食糧危機に直面する中、多くの諸国の政府は自国住民の自給自足を目指して、漁期の延長、国内で食料を生産する訓練の拡大、種子配布プログラムの強化を図るなど、食料不足の緩和に向けた地域社会イニシアチブを立ち上げている。

フィジー農業省の運営責任者を務めるヴィネシュ・クマール(Vinesh Kumar)博士は、「当初は5,000個の種子から開始して、配布完了までの期間を9ヵ月と見積もっていたところ、反響があまりにも大きく、1週間で種子が全部なくなった」と述べている。

国民の家庭菜園を支援する同プロジェクトでは、住民に野菜の種子、苗木、基本的な農機具を提供している。(写真:2020年7月、フィジーのスバ・クリスチャン・スクール(Suva Christian School)の菜園の世話をするスタッフ等)

都市化が進み、耕作可能な土地が限られているだけでなく、地理的にも孤立している多くの太平洋島嶼諸国や領土では、従来の農業に基づく職業が観光業に移行している。この傾向により、栄養豊富な山芋や里芋といった地元産の食料の需要が低下し、コンビーフや麺、加工食品などの輸入食品への依存度が高まっている。

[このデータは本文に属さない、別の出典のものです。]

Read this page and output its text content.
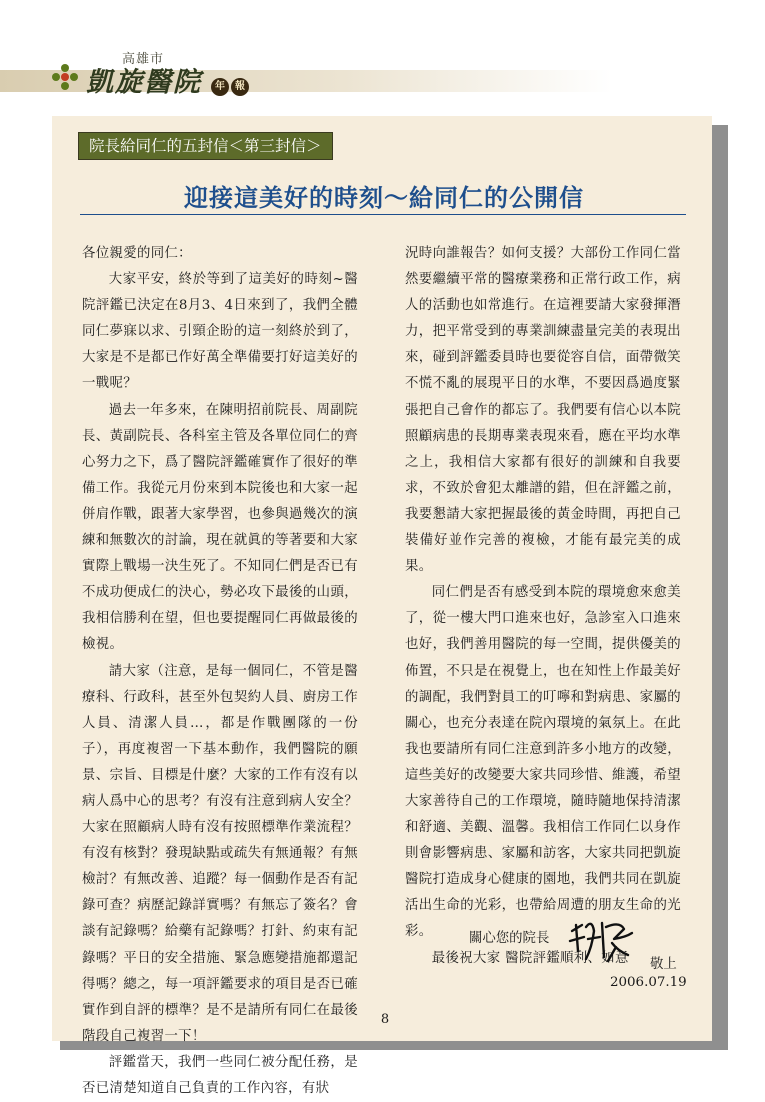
高雄市
凱旋醫院	年	報
院長給同仁的五封信＜第三封信＞
迎接這美好的時刻～給同仁的公開信

各位親愛的同仁：

大家平安，終於等到了這美好的時刻~醫院評鑑已決定在8月3、4日來到了，我們全體同仁夢寐以求、引頸企盼的這一刻終於到了，大家是不是都已作好萬全準備要打好這美好的一戰呢？

過去一年多來，在陳明招前院長、周副院長、黃副院長、各科室主管及各單位同仁的齊心努力之下，爲了醫院評鑑確實作了很好的準備工作。我從元月份來到本院後也和大家一起併肩作戰，跟著大家學習，也參與過幾次的演練和無數次的討論，現在就眞的等著要和大家實際上戰場一決生死了。不知同仁們是否已有不成功便成仁的決心，勢必攻下最後的山頭，我相信勝利在望，但也要提醒同仁再做最後的檢視。

請大家（注意，是每一個同仁，不管是醫療科、行政科，甚至外包契約人員、廚房工作人員、清潔人員…，都是作戰團隊的一份子），再度複習一下基本動作，我們醫院的願景、宗旨、目標是什麼？大家的工作有沒有以病人爲中心的思考？有沒有注意到病人安全？大家在照顧病人時有沒有按照標準作業流程？有沒有核對？發現缺點或疏失有無通報？有無檢討？有無改善、追蹤？每一個動作是否有記錄可查？病歷記錄詳實嗎？有無忘了簽名？會談有記錄嗎？給藥有記錄嗎？打針、約束有記錄嗎？平日的安全措施、緊急應變措施都還記得嗎？總之，每一項評鑑要求的項目是否已確實作到自評的標準？是不是請所有同仁在最後階段自己複習一下！

評鑑當天，我們一些同仁被分配任務，是否已清楚知道自己負責的工作內容，有狀

況時向誰報告？如何支援？大部份工作同仁當然要繼續平常的醫療業務和正常行政工作，病人的活動也如常進行。在這裡要請大家發揮潛力，把平常受到的專業訓練盡量完美的表現出來，碰到評鑑委員時也要從容自信，面帶微笑不慌不亂的展現平日的水準，不要因爲過度緊張把自己會作的都忘了。我們要有信心以本院照顧病患的長期專業表現來看，應在平均水準之上，我相信大家都有很好的訓練和自我要求，不致於會犯太離譜的錯，但在評鑑之前，我要懇請大家把握最後的黃金時間，再把自己裝備好並作完善的複檢，才能有最完美的成果。

同仁們是否有感受到本院的環境愈來愈美了，從一樓大門口進來也好，急診室入口進來也好，我們善用醫院的每一空間，提供優美的佈置，不只是在視覺上，也在知性上作最美好的調配，我們對員工的叮嚀和對病患、家屬的關心，也充分表達在院內環境的氣氛上。在此我也要請所有同仁注意到許多小地方的改變，這些美好的改變要大家共同珍惜、維護，希望大家善待自己的工作環境，隨時隨地保持清潔和舒適、美觀、溫馨。我相信工作同仁以身作則會影響病患、家屬和訪客，大家共同把凱旋醫院打造成身心健康的園地，我們共同在凱旋活出生命的光彩，也帶給周遭的朋友生命的光彩。

最後祝大家 醫院評鑑順利、如意

關心您的院長
敬上
2006.07.19
8
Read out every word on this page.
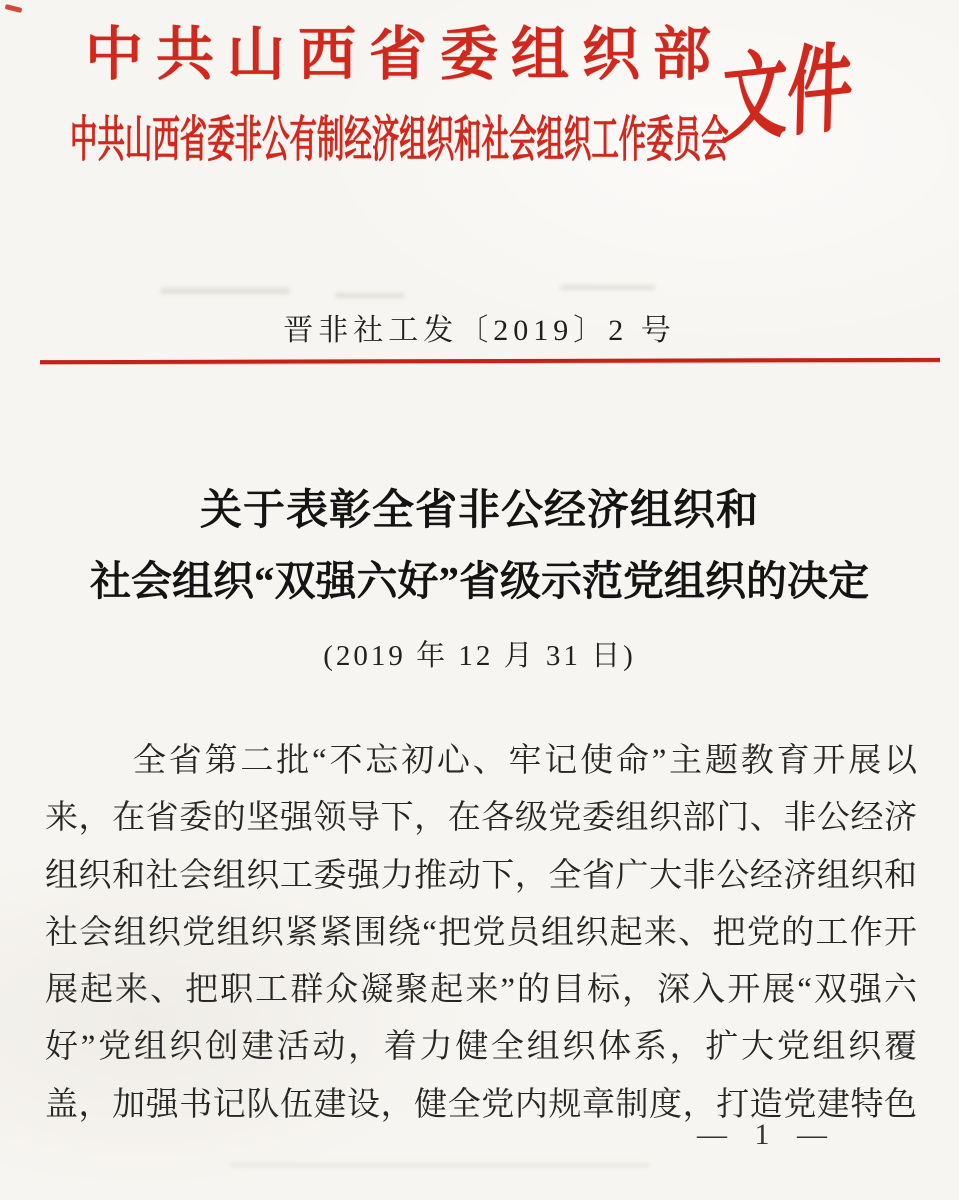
中共山西省委组织部
中共山西省委非公有制经济组织和社会组织工作委员会
文件
晋非社工发〔2019〕2 号
关于表彰全省非公经济组织和
社会组织“双强六好”省级示范党组织的决定
(2019 年 12 月 31 日)
全省第二批“不忘初心、牢记使命”主题教育开展以
来，在省委的坚强领导下，在各级党委组织部门、非公经济
组织和社会组织工委强力推动下，全省广大非公经济组织和
社会组织党组织紧紧围绕“把党员组织起来、把党的工作开
展起来、把职工群众凝聚起来”的目标，深入开展“双强六
好”党组织创建活动，着力健全组织体系，扩大党组织覆
盖，加强书记队伍建设，健全党内规章制度，打造党建特色
— 1 —
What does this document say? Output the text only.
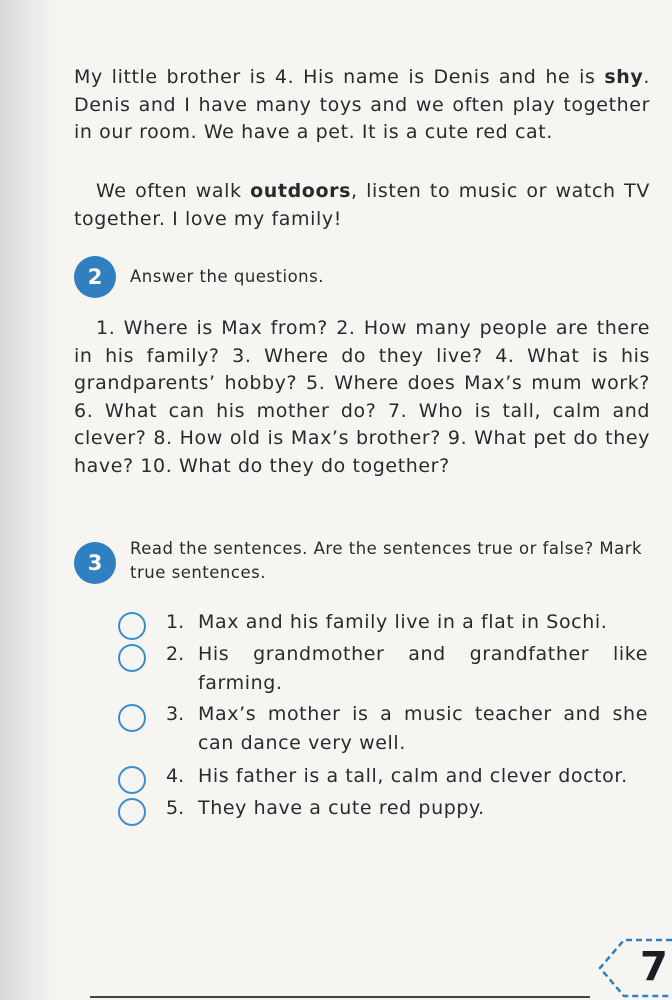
My little brother is 4. His name is Denis and he is shy. Denis and I have many toys and we often play together in our room. We have a pet. It is a cute red cat.

We often walk outdoors, listen to music or watch TV together. I love my family!

2	Answer the questions.

1. Where is Max from? 2. How many people are there in his family? 3. Where do they live? 4. What is his grandparents’ hobby? 5. Where does Max’s mum work? 6. What can his mother do? 7. Who is tall, calm and clever? 8. How old is Max’s brother? 9. What pet do they have? 10. What do they do together?

3

Read the sentences. Are the sentences true or false? Mark true sentences.

1. Max and his family live in a flat in Sochi.
2. His grandmother and grandfather like farming.
3. Max’s mother is a music teacher and she can dance very well.
4. His father is a tall, calm and clever doctor.
5. They have a cute red puppy.
7
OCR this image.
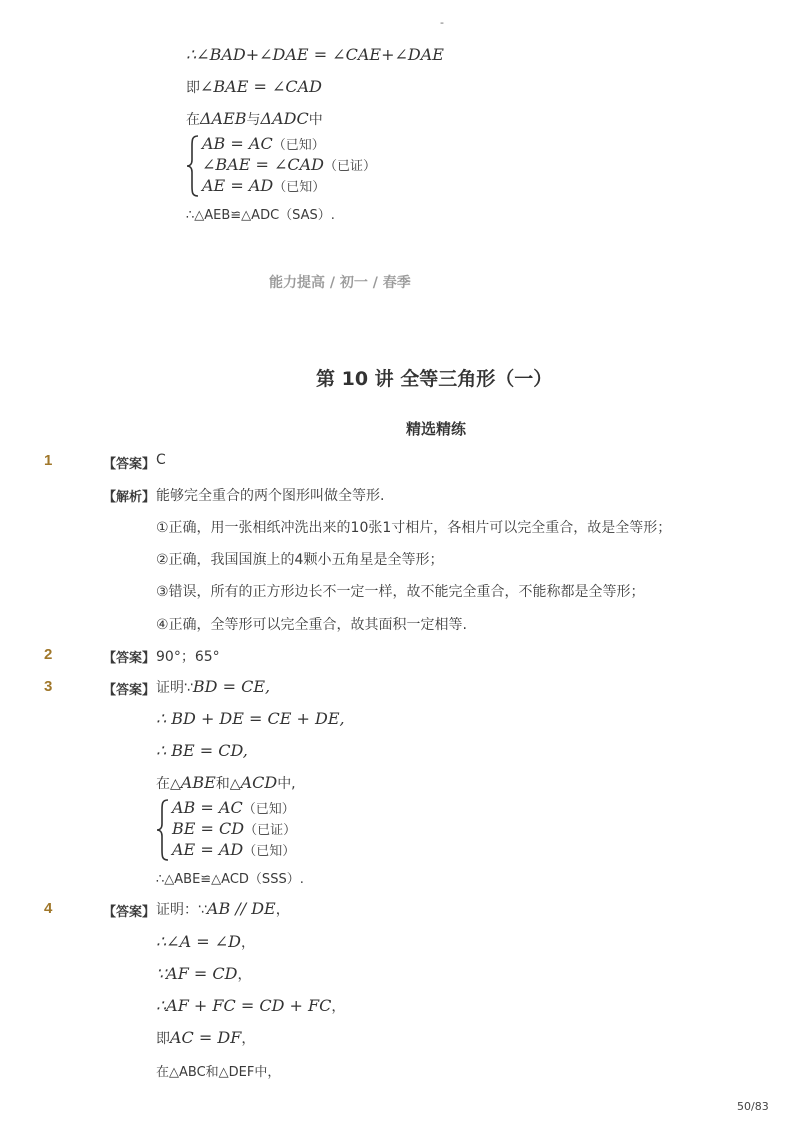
-
∴∠BAD+∠DAE = ∠CAE+∠DAE
即∠BAE = ∠CAD
在ΔAEB与ΔADC中
AB = AC（已知）
∠BAE = ∠CAD（已证）
AE = AD（已知）
∴△AEB≌△ADC（SAS）.
能力提高 / 初一 / 春季
第 10 讲 全等三角形（一）
精选精练
1	【答案】 C
【解析】 能够完全重合的两个图形叫做全等形.
①正确，用一张相纸冲洗出来的10张1寸相片，各相片可以完全重合，故是全等形；
②正确，我国国旗上的4颗小五角星是全等形；
③错误，所有的正方形边长不一定一样，故不能完全重合，不能称都是全等形；
④正确，全等形可以完全重合，故其面积一定相等.
2	【答案】 90°；65°
3	【答案】 证明∵BD = CE,
∴ BD + DE = CE + DE,
∴ BE = CD,
在△ABE和△ACD中,
AB = AC（已知）
BE = CD（已证）
AE = AD（已知）
∴△ABE≌△ACD（SSS）.
4	【答案】 证明：∵AB // DE，
∴∠A = ∠D，
∵AF = CD，
∴AF + FC = CD + FC，
即AC = DF，
在△ABC和△DEF中，
50/83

国際連合食糧農業機関(FAO)駐日連絡事務所の日比絵里子所長は、この変化により栄養不足、微量栄養素欠乏、肥満という健康の「三重負担」の問題が発生すると警告している。

パンデミック発生に伴い、同地域のほぼすべての諸国が国境を閉鎖したことで、農場の肥料や飼料を含めて配送サプライチェーンが寸断し、価格が上昇した。フィジーの首都スバでは、封鎖後の数週間で新鮮な果物や野菜の一部の値段が最大で75%も上昇している。

また、日比所長の説明によると、同地域では観光業による収益が国内総生産(GDP)の最大70%を占める国も存在するが、その観光業が停滞したことで数千人の失業者が発生し、必然的に十分な食料を入手できないという事態に陥った。

ツバルの政府ワークショップでは若年層を対象として、里芋の栽培やヤシの木からの樹液採取といった土地固有の食料生産方法を教えている。フィジー政府は、販売して収入が得られ、住民の食料としても使用できるスジアラとハタの漁期を延長した。多くの諸国の政府は、十分に自給自足を行うことができる農村地域に戻ることを国民に奨励している。

新型コロナウイルス感染症パンデミックの影響で勤務先のホテルを解雇されたテビタ・ラトゥカドレ(Tevita Ratucadre)夫妻は、家賃と食費を節約するためにフィジーの農村に帰郷した。

幼少時代から農場を営む両親の仕事を見て育ったラトゥカドレ氏はキャッサバの栽培方法を覚えていると言う。現在、同氏は家族が十分に食べられる食料を良好に栽培している。

オーストラリアの独立系研究所「フューチャー・ディレクションズ・インターナショナル」のマーヴィン・ピエス(Mervyn Piesse)研究主任は、パンデミック収束後も、地域の食生活が輸入品から新鮮な食料に引き続き移行する可能性があると述べている。

ピエス主任は、「自身の見解では、太平洋の一部地域では、住民が実際に『パンデミックの間も自給自足で凌げたのだから、常態に戻ってからもこれを続けるべきだ』と考える傾向が発生している」と説明している。